The Blasters went into the studio this time with producer Jeff Eyrich, who has produced albums for the Plimsouls and Rank and File. Two of the 10 tracks, however, were produced by Don Gehman, who works in the studio with John Cougar Mellencamp. Mellencamp himself contributed a song, "Colored Lights," which will be the first single from the album.
Everyone benefits from the added discipline. Phil Alvin, a commanding singer, was able to assert himself over the full-throttle assault on the Blasters' old records, but he sounds far more comfortable in this controlled setting. The other members of the band also play with a greater sense of punctuation and shading.
Like Springsteen's recent work, Dave Alvin's songs move away from youthful anthems about Life's Big Moments to deeper and more intimate portraits of smaller but more universal--and sometimes desperate-- ones.
There's a tendency to equate hard times only with economic downturns, but hard times are a way of life for millions of people, and this is the territory that records like "Born in the U.S.A." and "Hardline" explore. These aren't autobiographical tales, but rich psychological studies designed to convey strong moods.
Beneath the stylistic salute to Elvis and rockabilly, "Trouble Bound" tells about a man who haunts the bars, looking for any escape from his tensions.
There's a demon deep inside of me
Sometimes I let the old boy run free
Trying to make a living during the day
Deep in the night I throw it all away
"Just Another Sunday" is about despair. Co-written by Alvin and X's John Doe, the song is set in a small-town motel, where someone sits alone with his anguish.
Maybe I'll go for a ride out in the hills
A 110 across the hot farm land. . . .
Maybe I'll just stay here where I am
This small room it seems to understand
Other songs range from social commentary (the racism outlined in "Dark Night" and the political apathy in "Common Man") to reflections on romantic anxieties.
The album's closing song, "Rock and Roll Will Stand," also has its cynical side. It contrasts the new kid in town who is courted by the star-making machinery with the veteran musician who never made it but is still hanging on to his dreams. After he gets off his day job, he heads out to play at a nightspot on the edge of town.
Despite Alvin's cynicism about the star-making process, he has obvious affection for that musician who loves the music so much that he is still playing it, even though the chances are he'll never even be able to make enough to quit his day job.
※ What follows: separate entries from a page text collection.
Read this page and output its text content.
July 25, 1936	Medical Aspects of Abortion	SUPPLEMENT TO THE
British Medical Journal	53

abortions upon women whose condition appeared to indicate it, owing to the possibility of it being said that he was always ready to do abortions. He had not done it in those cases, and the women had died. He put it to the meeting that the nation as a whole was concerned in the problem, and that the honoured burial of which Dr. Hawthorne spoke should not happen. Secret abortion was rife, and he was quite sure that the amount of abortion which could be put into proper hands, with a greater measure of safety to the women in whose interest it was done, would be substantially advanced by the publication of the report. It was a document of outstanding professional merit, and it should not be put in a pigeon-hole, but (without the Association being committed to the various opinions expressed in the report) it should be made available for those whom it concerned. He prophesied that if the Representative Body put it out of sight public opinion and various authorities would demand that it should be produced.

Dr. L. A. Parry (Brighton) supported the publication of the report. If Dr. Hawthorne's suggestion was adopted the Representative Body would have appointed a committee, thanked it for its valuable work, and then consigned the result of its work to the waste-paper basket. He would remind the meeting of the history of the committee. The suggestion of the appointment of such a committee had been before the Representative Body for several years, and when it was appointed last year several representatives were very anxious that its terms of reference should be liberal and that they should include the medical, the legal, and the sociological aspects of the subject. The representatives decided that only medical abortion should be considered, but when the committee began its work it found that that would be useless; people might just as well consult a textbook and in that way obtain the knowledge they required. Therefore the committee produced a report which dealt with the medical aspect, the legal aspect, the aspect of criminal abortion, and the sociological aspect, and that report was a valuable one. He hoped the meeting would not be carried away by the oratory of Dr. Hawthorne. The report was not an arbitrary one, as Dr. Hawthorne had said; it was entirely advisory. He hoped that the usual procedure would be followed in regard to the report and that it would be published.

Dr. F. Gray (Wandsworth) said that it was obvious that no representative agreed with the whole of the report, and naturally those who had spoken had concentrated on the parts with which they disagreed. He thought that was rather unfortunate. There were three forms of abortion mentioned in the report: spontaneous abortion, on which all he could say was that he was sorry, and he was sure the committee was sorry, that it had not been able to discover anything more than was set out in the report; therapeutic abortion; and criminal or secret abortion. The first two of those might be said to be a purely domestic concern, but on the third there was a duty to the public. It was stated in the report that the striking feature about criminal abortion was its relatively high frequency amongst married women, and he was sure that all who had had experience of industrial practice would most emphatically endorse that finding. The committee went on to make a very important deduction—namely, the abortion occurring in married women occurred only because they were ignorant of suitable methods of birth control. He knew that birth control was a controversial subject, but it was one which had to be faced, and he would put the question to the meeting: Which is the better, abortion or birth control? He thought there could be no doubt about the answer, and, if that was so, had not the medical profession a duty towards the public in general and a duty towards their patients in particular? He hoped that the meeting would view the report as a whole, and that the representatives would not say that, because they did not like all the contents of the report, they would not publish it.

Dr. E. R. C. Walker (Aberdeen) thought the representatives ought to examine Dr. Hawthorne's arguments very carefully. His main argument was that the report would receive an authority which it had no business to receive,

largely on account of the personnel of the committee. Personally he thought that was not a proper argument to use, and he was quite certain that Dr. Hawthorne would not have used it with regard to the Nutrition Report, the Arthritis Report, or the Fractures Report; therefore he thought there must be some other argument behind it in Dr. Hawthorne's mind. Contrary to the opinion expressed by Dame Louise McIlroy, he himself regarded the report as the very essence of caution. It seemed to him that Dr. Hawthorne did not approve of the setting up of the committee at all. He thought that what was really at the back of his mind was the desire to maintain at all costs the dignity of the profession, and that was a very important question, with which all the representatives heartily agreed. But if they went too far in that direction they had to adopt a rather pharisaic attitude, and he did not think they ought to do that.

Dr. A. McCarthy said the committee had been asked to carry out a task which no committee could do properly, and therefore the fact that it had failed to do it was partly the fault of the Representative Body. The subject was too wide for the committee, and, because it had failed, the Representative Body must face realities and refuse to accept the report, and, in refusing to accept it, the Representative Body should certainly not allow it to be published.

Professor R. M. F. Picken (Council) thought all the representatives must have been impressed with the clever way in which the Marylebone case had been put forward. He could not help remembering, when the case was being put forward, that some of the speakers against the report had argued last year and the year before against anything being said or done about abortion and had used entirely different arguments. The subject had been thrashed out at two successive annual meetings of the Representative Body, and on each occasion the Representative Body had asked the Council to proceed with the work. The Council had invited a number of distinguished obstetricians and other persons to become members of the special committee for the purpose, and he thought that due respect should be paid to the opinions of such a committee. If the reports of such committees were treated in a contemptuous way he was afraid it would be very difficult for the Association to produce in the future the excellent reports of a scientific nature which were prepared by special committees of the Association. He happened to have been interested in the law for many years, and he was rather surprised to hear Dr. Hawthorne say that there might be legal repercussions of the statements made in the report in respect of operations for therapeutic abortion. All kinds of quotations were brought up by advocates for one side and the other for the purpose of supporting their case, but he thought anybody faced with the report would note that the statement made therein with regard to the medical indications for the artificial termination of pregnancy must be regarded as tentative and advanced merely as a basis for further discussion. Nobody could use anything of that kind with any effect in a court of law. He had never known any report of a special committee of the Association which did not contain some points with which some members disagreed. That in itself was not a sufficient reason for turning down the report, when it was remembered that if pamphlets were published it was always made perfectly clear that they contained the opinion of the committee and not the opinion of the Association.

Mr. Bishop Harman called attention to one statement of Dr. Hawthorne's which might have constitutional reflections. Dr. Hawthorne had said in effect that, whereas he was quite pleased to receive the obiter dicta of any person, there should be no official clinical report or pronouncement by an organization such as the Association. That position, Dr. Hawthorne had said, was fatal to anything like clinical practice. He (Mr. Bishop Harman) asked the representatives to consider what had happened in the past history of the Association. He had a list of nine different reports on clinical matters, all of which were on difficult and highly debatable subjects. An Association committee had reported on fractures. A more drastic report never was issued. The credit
It's that passion that will make rock 'n' roll stand, not the trendy bands that pump millions into the rock machinery but sap the music from its heart.
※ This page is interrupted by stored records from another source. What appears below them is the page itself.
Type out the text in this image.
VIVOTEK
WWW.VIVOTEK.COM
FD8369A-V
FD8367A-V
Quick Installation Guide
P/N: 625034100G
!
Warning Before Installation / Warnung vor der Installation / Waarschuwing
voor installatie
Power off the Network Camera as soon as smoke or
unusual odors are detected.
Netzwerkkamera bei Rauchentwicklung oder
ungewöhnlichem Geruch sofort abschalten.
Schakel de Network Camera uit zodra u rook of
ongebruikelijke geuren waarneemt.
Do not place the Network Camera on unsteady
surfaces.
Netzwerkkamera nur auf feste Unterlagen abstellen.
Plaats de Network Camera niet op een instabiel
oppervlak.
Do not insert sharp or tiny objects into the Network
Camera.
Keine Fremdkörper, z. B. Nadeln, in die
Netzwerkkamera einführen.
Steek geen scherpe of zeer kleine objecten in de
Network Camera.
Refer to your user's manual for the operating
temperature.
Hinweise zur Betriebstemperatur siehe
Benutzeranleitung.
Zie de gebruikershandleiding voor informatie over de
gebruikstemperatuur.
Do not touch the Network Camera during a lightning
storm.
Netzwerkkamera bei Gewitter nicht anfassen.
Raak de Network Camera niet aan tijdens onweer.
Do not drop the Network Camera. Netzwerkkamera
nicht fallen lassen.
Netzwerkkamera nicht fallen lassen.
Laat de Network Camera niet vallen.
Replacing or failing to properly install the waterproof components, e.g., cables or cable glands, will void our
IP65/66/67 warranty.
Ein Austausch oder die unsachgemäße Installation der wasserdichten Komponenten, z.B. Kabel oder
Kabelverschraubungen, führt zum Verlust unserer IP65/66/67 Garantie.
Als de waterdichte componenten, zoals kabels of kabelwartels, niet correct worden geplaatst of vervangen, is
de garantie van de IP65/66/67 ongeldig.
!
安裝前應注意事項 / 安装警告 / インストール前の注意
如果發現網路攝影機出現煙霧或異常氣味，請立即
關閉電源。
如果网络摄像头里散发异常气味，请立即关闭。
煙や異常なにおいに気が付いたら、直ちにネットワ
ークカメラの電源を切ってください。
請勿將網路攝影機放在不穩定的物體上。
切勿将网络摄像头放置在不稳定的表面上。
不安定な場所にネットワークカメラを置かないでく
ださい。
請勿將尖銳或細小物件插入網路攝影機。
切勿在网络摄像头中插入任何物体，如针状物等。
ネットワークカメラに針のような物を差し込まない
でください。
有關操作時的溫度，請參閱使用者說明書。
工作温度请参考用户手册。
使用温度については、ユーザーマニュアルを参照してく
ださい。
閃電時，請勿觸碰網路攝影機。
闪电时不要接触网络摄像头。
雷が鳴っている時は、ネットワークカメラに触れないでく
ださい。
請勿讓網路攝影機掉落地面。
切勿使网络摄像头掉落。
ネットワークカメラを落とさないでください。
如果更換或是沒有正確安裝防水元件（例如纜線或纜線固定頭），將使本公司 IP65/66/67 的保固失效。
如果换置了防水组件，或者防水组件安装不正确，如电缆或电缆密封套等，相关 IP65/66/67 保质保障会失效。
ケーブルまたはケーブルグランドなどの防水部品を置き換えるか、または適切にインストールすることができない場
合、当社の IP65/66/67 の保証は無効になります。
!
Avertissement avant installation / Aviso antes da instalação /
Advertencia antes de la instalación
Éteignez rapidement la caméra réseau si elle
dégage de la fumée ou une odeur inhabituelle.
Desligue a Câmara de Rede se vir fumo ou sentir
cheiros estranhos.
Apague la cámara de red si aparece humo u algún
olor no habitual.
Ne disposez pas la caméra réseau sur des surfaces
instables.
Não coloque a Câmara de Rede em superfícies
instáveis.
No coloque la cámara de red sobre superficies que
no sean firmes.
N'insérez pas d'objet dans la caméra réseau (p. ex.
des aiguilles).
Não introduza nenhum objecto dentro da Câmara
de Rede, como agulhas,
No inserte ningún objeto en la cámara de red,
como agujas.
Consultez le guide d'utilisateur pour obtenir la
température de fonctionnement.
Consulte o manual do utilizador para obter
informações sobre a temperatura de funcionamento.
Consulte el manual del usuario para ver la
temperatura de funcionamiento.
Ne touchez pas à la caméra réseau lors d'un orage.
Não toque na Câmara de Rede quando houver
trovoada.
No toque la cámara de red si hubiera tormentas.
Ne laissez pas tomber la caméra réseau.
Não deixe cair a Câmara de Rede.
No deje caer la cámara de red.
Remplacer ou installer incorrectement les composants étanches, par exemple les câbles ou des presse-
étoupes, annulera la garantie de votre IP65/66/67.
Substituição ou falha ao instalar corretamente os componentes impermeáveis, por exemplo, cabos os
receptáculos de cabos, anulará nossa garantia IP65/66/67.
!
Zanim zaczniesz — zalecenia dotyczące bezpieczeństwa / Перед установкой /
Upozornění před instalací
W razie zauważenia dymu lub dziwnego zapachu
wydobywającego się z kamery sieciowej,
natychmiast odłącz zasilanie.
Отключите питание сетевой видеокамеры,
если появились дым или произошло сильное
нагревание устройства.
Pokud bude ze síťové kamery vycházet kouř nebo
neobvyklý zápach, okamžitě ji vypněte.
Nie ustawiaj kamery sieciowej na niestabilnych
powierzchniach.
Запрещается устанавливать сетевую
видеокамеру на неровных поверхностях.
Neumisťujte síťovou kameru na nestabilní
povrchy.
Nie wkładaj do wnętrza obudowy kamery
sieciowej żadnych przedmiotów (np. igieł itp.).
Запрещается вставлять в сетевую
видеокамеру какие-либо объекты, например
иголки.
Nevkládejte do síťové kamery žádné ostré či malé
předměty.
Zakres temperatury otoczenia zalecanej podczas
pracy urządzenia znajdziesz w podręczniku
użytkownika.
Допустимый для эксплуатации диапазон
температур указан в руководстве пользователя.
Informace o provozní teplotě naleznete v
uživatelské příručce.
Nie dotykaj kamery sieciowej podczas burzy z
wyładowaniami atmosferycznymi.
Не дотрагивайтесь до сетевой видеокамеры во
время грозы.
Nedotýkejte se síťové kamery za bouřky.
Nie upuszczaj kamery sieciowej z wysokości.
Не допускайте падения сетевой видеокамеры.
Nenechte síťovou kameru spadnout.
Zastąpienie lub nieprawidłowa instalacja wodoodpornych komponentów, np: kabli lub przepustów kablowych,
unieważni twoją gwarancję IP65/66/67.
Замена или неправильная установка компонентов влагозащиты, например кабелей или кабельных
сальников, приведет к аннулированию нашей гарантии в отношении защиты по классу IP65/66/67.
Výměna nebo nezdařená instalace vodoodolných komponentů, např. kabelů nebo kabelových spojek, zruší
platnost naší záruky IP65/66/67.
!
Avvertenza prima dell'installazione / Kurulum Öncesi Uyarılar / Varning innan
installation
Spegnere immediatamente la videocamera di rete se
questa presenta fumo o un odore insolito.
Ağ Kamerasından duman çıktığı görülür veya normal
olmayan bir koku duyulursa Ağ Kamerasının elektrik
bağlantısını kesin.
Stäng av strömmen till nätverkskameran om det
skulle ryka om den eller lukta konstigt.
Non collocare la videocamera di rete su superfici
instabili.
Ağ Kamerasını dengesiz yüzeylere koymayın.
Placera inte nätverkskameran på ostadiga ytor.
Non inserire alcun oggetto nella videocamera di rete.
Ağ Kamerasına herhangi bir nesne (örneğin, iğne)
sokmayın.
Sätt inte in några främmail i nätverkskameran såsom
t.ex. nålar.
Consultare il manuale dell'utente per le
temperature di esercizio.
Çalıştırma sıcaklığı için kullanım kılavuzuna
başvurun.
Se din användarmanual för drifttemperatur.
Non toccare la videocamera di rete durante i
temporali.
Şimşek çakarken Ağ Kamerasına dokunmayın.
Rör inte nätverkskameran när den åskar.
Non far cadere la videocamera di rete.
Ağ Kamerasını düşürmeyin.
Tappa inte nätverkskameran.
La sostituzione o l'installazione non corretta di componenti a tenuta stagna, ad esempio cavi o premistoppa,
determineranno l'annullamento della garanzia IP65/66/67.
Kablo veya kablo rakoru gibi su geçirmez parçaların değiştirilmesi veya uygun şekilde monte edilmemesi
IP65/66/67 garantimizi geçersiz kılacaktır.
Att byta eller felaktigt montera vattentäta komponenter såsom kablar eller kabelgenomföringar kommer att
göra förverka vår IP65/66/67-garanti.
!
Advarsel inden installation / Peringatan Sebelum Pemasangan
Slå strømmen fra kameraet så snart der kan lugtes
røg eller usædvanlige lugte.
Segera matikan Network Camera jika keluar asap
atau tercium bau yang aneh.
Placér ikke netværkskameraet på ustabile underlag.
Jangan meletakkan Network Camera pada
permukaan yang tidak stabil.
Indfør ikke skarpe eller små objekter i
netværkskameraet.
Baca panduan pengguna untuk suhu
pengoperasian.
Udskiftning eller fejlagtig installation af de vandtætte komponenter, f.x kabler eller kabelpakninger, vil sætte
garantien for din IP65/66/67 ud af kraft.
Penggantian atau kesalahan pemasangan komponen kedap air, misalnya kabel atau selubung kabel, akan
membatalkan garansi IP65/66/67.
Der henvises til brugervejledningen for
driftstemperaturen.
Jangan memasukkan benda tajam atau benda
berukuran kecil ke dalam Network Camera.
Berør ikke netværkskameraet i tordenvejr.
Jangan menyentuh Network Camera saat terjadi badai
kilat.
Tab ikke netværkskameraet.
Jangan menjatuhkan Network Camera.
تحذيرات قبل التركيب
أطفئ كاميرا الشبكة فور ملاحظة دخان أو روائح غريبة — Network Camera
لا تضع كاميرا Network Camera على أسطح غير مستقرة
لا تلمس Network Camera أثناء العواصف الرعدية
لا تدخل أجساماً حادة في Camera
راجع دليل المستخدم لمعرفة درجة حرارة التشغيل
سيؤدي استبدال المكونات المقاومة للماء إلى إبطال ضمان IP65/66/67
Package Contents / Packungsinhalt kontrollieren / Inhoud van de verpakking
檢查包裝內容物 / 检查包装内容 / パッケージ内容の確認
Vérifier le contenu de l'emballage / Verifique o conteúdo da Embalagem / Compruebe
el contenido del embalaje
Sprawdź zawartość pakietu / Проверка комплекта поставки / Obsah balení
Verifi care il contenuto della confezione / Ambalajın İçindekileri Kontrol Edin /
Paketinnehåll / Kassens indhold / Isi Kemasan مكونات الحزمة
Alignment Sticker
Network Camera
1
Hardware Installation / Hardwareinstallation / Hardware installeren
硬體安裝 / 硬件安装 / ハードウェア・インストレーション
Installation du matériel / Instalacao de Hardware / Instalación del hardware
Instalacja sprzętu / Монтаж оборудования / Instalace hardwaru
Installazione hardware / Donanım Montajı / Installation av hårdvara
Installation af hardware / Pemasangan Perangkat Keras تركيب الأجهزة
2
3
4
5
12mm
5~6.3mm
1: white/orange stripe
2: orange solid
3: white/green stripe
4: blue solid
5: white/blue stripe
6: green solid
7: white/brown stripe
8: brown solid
The veteran musician may not have made it to higher ground because he never got the right break or because he simply wasn't good enough. As long as that caring spirit is alive, however, there's a chance someone else may come along with the talent to put those pieces together. That's what the Blasters have done in "Hardline."
Summarized Alvin: "Everything's real encouraging when I think of the bands that two years ago were having hit records and aren't even around anymore. But X, the Blasters and the Circle Jerks--these certain kinds of bands--are still here. We connected with our audience, and they support us. That's when I knew we were doing something right. You can see in their faces what you don't see in the charts."